[Intel-gfx] [PATCH i-g-t v2 2/2] tests/gem_reset_stats: Add client ban test

Fri Oct 13 21:23:43 UTC 2017

Quoting Antonio Argenziano (2017-10-13 21:49:29)
> A client that submits 'bad' contexts will be banned eventually while
> other clients are not affected. Add a test for this.
> 
> v2
>         - Do not use a fixed number of contexts to ban client (Chris)
> 
> Signed-off-by: Antonio Argenziano <antonio.argenziano at intel.com>
> 
> Cc: Michel Thierry <michel.thierry at intel.com>
> Cc: Chris Wilson <chris at chris-wilson.co.uk>
> ---
>  tests/gem_reset_stats.c | 58 +++++++++++++++++++++++++++++++++++++++++++++++++
>  1 file changed, 58 insertions(+)
> 
> diff --git a/tests/gem_reset_stats.c b/tests/gem_reset_stats.c
> index edc40767..da309237 100644
> --- a/tests/gem_reset_stats.c
> +++ b/tests/gem_reset_stats.c
> @@ -438,6 +438,61 @@ static void test_ban_ctx(const struct intel_execution_engine *e)
>         close(fd);
>  }
>  
> +static void test_client_ban(const struct intel_execution_engine *e)
> +{
> +       int fd_bad,fd_good;
> +       struct local_drm_i915_reset_stats rs_bad, rs_good;
> +       int ban, ctx_bans_retry = 10;
> +       int client_ban, client_bans_retry = 10;
> +       uint32_t ctx_bad;
> +       uint32_t test_ctx;
> +       int active_count = 0;

/*
 * We try to prevent DoS GPU hang attacks from one client affecting the
 * service of other clients by banning the malicious client.
 *
 * To simulate this, we have one client submit a sequence of GPU hangs
 * that we expect to be banned (the client will no longer be allowed
 * to submit new work). Meanwhile a second client will not be affected
 * and allowed to continue.
 *
 * Note this is an extremely simplistic mechanism. For example, each
 * context inside an fd may represent a separate client (e.g. WebGL)
 * in which case the per-fd ban allow one client to DoS a second.
 * On the other hand, a malicious client may be creating a new context
 * for each hang to circumvent per-context restrictions. It may even be
 * creating a new fd each time to circumvent the per-fd restrictions.
 * Finally, the most malicious of all clients may succeed in wedging
 * the driver, bringing everyone to a standstill. In short, this DoS
 * prevention is itself suspect.
 *
 * So given the above what exactly to we want to define as the
 * expected behaviour? The answer is none of the above; use a
 * timeslicing scheduler and no banning.
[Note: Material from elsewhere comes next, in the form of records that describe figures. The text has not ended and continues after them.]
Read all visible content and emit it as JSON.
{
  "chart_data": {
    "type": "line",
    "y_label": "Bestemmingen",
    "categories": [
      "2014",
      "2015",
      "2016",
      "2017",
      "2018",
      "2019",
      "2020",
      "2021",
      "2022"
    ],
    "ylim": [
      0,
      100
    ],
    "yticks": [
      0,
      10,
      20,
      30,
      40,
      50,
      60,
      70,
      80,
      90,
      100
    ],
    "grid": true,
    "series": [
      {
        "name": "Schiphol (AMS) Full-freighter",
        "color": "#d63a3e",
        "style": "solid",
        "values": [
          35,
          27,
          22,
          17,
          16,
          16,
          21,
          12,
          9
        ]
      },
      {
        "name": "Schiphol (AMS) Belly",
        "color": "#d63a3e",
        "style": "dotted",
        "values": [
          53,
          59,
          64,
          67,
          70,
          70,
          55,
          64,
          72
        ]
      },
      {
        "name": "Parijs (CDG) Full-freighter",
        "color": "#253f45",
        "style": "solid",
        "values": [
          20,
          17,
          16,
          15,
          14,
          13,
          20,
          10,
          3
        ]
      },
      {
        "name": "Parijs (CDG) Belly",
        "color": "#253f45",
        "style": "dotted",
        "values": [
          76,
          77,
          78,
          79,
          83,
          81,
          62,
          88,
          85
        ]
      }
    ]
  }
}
Any context is then allowed to
 * use as much as its time slice spinning as it wants; it won't be
 * allowed to steal GPU time from other processes. DoS averted.
 */

I keep coming to the conclusion that banning is a temporary hack, and
not mandatory uABI, like hangcheck. The usual answer is that we then
describe the implementation's behaviour through say a CONTEXT_GETPARAM
and let userspace factor that into account. But again, I to have ask
what requirements has userspace?
https://www.khronos.org/registry/OpenGL/extensions/ARB/ARB_robustness.txt

(And how are the requirements going to change?)

The implication from that is that we could ban a context after the first
hang, but mesa isn't ready for that!

Maybe you should try writing an explanation of exactly what behaviour
you are trying to elicit here and why? :)

One thing that seems nice on the surface for execlists is repriotising
after a hang to allow all innocent parties to make progress at the
expense of the guilty. You will probably think of a few other approaches
that make sense as you think about what userspace expects.

> +       fd_bad = drm_open_driver(DRIVER_INTEL);
> +       fd_good = drm_open_driver(DRIVER_INTEL);
> +
> +       assert_reset_status(fd_bad, fd_bad, 0, RS_NO_ERROR);
> +       assert_reset_status(fd_good, fd_good, 0, RS_NO_ERROR);
> +
> +       while (client_bans_retry--) {
> +               client_ban = __gem_context_create(fd_bad, &ctx_bad);
> +               if (client_ban == -EIO)
> +                       break;
> +
> +               noop(fd_bad, ctx_bad, e);
> +               assert_reset_status(fd_bad, fd_bad, ctx_bad, RS_NO_ERROR);
> +
> +               ctx_bans_retry = 10;
> +               active_count = 0;
> +               while (ctx_bans_retry--) {
> +                       inject_hang(fd_bad, ctx_bad, e, BAN);
> +                       active_count++;
> +
> +                       ban = noop(fd_bad, ctx_bad, e);
> +                       if (ban == -EIO)
> +                               break;

There's a major variation in submitting a queue of hangs that also needs
to be taken into account (with different code paths in the kernel).
-Chris